Getting to this point of humility has not been pleasant for me. I have been knocked down, embarrassed and defeated. Prison is my bottom. The bottom of all bottoms. What's crazy is that humility is the ability to look at where I am and who I am and honestly accept what I find.  That's a hard pill to swallow in my case. Humility today comes from trusting a God that has already told me a million times that I am His and therefore awesome, unique, one of a kind, perfect, and here's the KEY for an addict.......DESERVING of love, forgiveness and joy. This gift of knowing God's unending love for me makes it easier to accept me for who I am. The key for my humility is accepting that I'm messed up but God's in the messed-up business. He takes my flaws, my sins, my ugly, and my fears and says.... "Okay, I got this, I love you, you're forgiven, now start over." The longer I obey and serve, the humbler I become. The humbler that I become, the more joy I find. What’s amazing is that the more I wait for Him, trust Him, obey Him, and serve Him the happier I am.
Not all miracles are turning water into wine, healing the blind, or raising the dead. Most are hidden in everyday life and in RECOVERY!

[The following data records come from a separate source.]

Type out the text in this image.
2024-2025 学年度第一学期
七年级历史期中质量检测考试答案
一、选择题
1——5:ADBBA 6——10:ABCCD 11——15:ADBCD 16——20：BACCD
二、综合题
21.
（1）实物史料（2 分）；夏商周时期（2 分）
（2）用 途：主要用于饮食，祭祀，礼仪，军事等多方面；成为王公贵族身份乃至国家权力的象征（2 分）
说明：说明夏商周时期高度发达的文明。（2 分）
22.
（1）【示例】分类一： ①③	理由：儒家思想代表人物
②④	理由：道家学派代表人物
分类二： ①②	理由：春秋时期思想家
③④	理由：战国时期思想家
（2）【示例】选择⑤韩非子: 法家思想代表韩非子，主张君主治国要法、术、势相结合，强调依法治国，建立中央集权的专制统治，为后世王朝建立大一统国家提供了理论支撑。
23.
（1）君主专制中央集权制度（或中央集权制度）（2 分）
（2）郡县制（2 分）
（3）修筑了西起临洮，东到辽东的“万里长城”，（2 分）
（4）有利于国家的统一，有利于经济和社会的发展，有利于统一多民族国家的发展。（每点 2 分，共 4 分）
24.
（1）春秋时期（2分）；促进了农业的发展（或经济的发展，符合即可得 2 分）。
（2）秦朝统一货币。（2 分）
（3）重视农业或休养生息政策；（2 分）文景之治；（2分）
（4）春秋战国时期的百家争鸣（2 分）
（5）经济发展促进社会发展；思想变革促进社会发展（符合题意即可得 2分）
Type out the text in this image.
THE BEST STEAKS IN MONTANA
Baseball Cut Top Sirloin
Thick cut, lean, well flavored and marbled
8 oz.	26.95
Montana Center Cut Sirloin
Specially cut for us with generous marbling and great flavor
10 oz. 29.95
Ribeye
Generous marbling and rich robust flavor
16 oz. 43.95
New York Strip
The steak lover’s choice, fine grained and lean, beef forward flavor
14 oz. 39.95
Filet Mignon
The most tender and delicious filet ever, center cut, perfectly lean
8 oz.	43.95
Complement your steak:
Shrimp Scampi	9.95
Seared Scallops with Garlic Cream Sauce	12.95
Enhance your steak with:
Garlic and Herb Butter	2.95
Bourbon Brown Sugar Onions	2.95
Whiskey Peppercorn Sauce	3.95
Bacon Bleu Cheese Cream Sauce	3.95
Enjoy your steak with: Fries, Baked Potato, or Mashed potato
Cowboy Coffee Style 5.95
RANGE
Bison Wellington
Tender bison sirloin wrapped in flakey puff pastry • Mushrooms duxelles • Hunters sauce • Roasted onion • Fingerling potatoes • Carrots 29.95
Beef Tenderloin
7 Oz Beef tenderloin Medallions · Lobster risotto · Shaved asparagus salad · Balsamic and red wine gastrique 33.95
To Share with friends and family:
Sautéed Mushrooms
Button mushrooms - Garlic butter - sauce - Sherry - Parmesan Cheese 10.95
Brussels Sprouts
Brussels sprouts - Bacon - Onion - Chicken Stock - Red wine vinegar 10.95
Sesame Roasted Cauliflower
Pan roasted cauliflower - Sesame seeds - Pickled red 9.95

The true miracle is that God can take my enemy and my best friend, the beast, and calm his roar so that it becomes the whisper I never hear again . . .

My favorite faith author, Mark Batterson, says this: "Don't seek out miracles, just follow Jesus. And if you do that long enough, you will find yourself in the middle of some miracles." Trust me, if you do this, your life will change.  You don’t have to be in prison to be a prisoner and you don’t have to be trapped in addiction to need God. 

If you are struggling, it’s okay. . . help is only a prayer away.

p.s. I love this picture because it shows the power of healing, the love of family and friends, and the forgiveness that comes from surrender.